Gleichzeitig gelten die Heranwachsenden "mangels Lebenserfahrung" als besonders anfällig für verderbliche Einflüsse und sollen deshalb durch Beschäftigung, Aufmerksamkeit, Kontrolle und durch Drohungen und besondere Härte vor sich und anderen beschützt werden. Dies impliziert durchaus ein gewisses Verständnis, das allerdings nicht allen Jugendlichen gleichermaßen zukommt: Die Ver- und Beurteilung hängt von den BeurteilerInnen und den zu Beurteilenden ab. Der Mainstream in Politik, Justiz, Polizeiapparat und Medienöffentlichkeit tendiert eindeutig dazu, den Terror jugendlicher Deutschnationaler gegen sogenannte Ausländer, behinderte Menschen und andersdenkende Jugendliche als ‘Jugendsünde’ und weniger gefährliche, ja bisweilen notwendige, vorübergehende Episode zu interpretieren: "Die Jugend muß sich doch auch einmal austoben dürfen!" Handelt es sich hingegen um Jugendliche, die gegen diese deutsche Normalität antreten, oder solche, die möglicherweise statt der normalen legalen, illegalisierte Drogen konsumieren oder anderen als ‘anormal’ qualifizierten Aktivitäten nachgehen, bleibt der Verständnisvorschuß zumeist aus. Diese Heranwachsenden umgibt ein Nimbus besonderer Gefährlichkeit. Der Ruf nach mehr Härte ihnen gegenüber wird von Tag zu Tag lauter.
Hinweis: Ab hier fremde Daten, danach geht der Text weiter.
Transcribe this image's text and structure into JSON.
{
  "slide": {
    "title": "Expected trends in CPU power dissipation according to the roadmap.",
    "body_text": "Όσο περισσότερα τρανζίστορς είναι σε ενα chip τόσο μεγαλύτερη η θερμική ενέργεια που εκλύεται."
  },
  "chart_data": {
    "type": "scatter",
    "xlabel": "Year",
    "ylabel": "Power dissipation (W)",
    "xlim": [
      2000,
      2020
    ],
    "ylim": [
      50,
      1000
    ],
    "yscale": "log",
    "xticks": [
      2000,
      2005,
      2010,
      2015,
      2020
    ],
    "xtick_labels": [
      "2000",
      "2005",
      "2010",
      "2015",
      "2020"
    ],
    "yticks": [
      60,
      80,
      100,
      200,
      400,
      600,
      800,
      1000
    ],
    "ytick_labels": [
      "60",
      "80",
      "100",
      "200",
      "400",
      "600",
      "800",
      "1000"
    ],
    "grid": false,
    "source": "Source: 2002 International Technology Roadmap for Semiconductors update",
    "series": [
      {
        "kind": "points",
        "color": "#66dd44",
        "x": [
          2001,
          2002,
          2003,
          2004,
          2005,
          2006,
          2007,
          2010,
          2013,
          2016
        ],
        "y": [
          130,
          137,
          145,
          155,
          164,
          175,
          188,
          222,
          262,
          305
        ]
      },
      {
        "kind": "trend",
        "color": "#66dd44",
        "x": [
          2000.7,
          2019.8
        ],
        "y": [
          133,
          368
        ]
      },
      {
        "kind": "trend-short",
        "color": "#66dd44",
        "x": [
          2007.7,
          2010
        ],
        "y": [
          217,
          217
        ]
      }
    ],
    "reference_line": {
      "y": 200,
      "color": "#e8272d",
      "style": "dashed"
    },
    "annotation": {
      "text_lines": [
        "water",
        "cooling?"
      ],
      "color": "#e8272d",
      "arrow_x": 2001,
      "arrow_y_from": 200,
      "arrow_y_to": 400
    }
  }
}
Doch die bürgerliche Gesellschaft, in der Jugend als besondere Lebensphase- und sphäre erst entstand, schafft auch ein Idealbild von Jugendlichkeit, in dem imaginierte Stereotypen wie Schönheit, Unbeschwertheit, Elan, Energie und anderes mehr zusammenfallen. Die jungen Menschen müssen sich im Spannungsverhältnis von individuellem Dasein als real existierende Jugendliche und angetragener Idealität bewegen und behaupten, immer der Gefahr und den Selbstzweifeln ausgesetzt, diesem Bild nicht genügen zu können.

Bedrohung aus der ‘Fremde’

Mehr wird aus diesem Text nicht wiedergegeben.